Dans le monde numérique, un océan de données est disponible, et le mouvement « open data » (rendre accessibles et gratuites sur Internet certaines bases de données auparavant confidentielles et/ou payantes) libère la créativité. Pour un média, il s’agit d’un moyen privilégié de traduire visuellement des analyses en informations pour les lecteurs. Les modes de représentations incluent naturellement les cartes. Or la cartographie thématique, après un « âge d’or » où le mot « atlas » était synonyme de bonnes ventes en librairies, semble en perte de vitesse.
Les critiques à l’égard des cartes ne sont pas nouvelles, et les professionnels savent qu’une carte n’est pas toujours le meilleur moyen de représentation graphique pour un phénomène socio-économique. Toujours est-il que la carte reste un document fascinant qui attire ; visuellement, elle « accroche » le lecteur. Pour de nombreuses rédactions, elle est une valeur sûre, la carte pouvant « habiller » un article, quitte à parfois faire l’impasse sur les règles de sémiologie graphique. Pourtant, elle n’est pas toujours efficace ou nécessaire.

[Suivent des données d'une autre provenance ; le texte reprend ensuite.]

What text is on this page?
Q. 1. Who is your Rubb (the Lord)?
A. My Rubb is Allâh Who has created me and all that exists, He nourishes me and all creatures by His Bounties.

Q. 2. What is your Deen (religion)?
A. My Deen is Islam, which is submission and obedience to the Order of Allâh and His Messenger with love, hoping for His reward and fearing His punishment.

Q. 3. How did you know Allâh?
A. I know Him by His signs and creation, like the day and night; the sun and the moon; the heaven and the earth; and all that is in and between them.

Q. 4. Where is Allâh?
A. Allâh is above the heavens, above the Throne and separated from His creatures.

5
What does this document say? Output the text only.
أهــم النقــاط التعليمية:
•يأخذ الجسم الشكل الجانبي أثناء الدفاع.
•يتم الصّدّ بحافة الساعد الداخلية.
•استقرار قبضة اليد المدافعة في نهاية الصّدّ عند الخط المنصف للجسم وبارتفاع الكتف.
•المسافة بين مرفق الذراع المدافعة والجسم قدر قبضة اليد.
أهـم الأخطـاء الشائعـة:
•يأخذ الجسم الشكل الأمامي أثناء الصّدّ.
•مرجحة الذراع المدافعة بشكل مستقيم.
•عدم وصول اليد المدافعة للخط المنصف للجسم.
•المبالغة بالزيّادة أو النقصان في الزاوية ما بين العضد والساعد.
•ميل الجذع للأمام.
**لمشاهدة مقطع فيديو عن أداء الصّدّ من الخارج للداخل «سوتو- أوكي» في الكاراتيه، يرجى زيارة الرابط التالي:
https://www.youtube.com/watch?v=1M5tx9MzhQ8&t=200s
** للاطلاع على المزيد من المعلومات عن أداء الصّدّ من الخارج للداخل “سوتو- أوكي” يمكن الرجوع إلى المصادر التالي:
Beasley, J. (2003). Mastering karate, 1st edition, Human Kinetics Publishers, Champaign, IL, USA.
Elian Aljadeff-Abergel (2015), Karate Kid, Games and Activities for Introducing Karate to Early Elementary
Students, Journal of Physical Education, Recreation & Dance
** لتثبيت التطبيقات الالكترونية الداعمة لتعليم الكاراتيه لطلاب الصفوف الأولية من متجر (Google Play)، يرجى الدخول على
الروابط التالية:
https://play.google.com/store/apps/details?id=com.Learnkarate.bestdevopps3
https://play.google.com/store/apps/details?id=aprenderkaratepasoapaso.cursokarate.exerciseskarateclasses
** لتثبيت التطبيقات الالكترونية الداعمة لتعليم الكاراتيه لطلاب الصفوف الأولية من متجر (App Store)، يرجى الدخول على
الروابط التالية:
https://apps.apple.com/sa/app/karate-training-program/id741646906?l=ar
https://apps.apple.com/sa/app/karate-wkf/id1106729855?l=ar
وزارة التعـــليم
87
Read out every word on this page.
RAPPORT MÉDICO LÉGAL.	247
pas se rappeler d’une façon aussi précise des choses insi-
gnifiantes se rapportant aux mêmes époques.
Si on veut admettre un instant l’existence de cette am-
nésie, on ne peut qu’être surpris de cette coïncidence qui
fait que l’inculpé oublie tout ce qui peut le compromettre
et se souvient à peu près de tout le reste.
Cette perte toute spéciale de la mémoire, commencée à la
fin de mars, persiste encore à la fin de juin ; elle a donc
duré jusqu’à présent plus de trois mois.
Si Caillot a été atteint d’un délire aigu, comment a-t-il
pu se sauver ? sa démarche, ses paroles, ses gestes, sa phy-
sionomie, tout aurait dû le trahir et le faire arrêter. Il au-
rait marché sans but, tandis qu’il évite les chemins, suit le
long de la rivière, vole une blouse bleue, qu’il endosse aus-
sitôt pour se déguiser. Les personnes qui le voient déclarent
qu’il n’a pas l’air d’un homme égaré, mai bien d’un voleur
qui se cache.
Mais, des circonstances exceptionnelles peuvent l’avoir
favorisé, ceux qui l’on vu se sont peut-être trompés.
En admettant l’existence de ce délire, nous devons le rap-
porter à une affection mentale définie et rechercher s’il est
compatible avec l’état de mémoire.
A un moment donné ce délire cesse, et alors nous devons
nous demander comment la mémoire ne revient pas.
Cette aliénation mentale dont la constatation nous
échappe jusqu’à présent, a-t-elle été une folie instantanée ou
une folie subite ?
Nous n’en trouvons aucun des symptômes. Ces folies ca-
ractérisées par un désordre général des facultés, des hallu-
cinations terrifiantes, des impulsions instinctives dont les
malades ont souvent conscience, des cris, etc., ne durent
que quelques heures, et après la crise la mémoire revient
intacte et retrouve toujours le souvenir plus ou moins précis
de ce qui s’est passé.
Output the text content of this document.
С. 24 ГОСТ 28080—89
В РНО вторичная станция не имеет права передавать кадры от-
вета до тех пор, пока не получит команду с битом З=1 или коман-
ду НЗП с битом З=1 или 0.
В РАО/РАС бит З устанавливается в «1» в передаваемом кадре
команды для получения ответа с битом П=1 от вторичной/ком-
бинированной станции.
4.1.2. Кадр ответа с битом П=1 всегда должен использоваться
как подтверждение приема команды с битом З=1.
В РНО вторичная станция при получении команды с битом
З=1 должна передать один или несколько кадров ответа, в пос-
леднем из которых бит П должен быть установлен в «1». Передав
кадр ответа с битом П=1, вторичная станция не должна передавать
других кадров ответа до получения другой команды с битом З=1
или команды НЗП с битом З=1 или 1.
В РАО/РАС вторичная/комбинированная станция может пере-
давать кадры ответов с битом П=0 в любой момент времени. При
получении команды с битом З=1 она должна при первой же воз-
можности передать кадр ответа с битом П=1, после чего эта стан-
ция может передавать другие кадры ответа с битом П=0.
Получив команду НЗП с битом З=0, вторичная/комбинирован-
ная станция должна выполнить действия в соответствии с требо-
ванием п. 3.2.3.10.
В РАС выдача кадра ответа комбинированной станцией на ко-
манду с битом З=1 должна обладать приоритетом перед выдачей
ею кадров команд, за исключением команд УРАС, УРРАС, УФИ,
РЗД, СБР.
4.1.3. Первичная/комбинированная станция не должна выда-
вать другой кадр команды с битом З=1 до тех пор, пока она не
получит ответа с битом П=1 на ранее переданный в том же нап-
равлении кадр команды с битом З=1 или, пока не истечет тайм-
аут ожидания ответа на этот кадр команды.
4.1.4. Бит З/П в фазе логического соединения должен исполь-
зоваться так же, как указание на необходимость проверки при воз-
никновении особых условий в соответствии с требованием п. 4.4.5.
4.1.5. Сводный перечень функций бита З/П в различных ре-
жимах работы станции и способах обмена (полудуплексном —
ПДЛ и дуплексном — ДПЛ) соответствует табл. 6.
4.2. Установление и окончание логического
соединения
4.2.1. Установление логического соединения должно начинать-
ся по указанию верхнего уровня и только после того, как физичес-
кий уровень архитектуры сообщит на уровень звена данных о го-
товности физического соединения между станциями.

LA VISION CHOROPLÈTHE, CE FAUX AMI
Parmi les représentations les plus vilipendées, on trouve celles dites choroplèthes. Ces cartes, montrant un territoire coloré en fonction de la donnée, sont utiles lorsqu’elles révèlent une dynamique régionale ou lorsqu’elles sont dessinées avec un niveau de détail important, à l’échelle des communes par exemple. Mais elles écrasent les différences entre les territoires, comme la population. Par exemple, sur des planisphères, il est ainsi difficile de distinguer la couleur d’un petit pays mais bien plus peuplé que le Canada (que l’on remarque bien). Donald Trump est adepte des choroplèthes, lui rappelant sa victoire lors de l’élection présidentielle des États-Unis de 2016 : sur la carte 1, traduisant les résultats du vote et reprise à l’époque dans de nombreux médias américains, la grande majorité des comtés sont rouges, soit acquis aux républicains, mais cela ne tient pas compte de la population… En le faisant, avec par exemple un cartogramme, le résultat est sensiblement différent et plus proche de la réalité (cf. carte 2). Les cartes choroplèthes sont toujours utilisées pour leur rapidité d’exécution et leur facilité de compréhension par le public. Néanmoins, une fois le lectorat habitué à ces représentations, on peut tenter de l’accompagner vers des cartographies plus abstraites, comme ce
cartogramme dit de Dorling sur l’élection présidentielle française de 2017 (cf. carte 3). Les cercles sont proportionnels au nombre de votes pour chaque candidat, révélant une dynamique plus fiable des résultats.
DE L’INTÉRÊT DU GRAPHIQUE
Ne pas céder à la tentation d’une carte « accrocheuse » mais peu adaptée est un défi. Si les données ne sont pas liées à un territoire géographique, réaliser un graphique peut être plus pertinent. Les technologies facilitent la réalisation de « data visualisations » complexes, comme les diagrammes proportionnels ou treemap (cf. document 4), les diagrammes de flux (cf. document 5), les « cartes de fréquentation » ou heatmap (cf. document 6)…, variant ainsi les types de graphiques qui animent une page. Une ancienne et noble règle du Bauhaus répétait que « Less is more » : il faut reconnaître que visuellement, pour concentrer l’attention du lecteur sur la vraie signification des données, une carte peut parfois perturber. Certains éléments cartographiques (les côtes, par exemple) éloignent du coeur du sujet. Il s’agit donc de faire preuve de synthèse, même si l’envie de tout représenter est un réflexe de tout cartographe en herbe. Pour la presse écrite ou numérique, il y a un cas dans lequel réaliser une carte reste l’option à privilégier : l’environnement (cf. carte 7). En cette époque de changements climatiques, les cartes sur l’exploitation des sols, sur la fonte de la banquise ou sur la déforestation ont souvent une capacité informative et expressive plus importante, et leur usage ne saurait être qu’encouragé.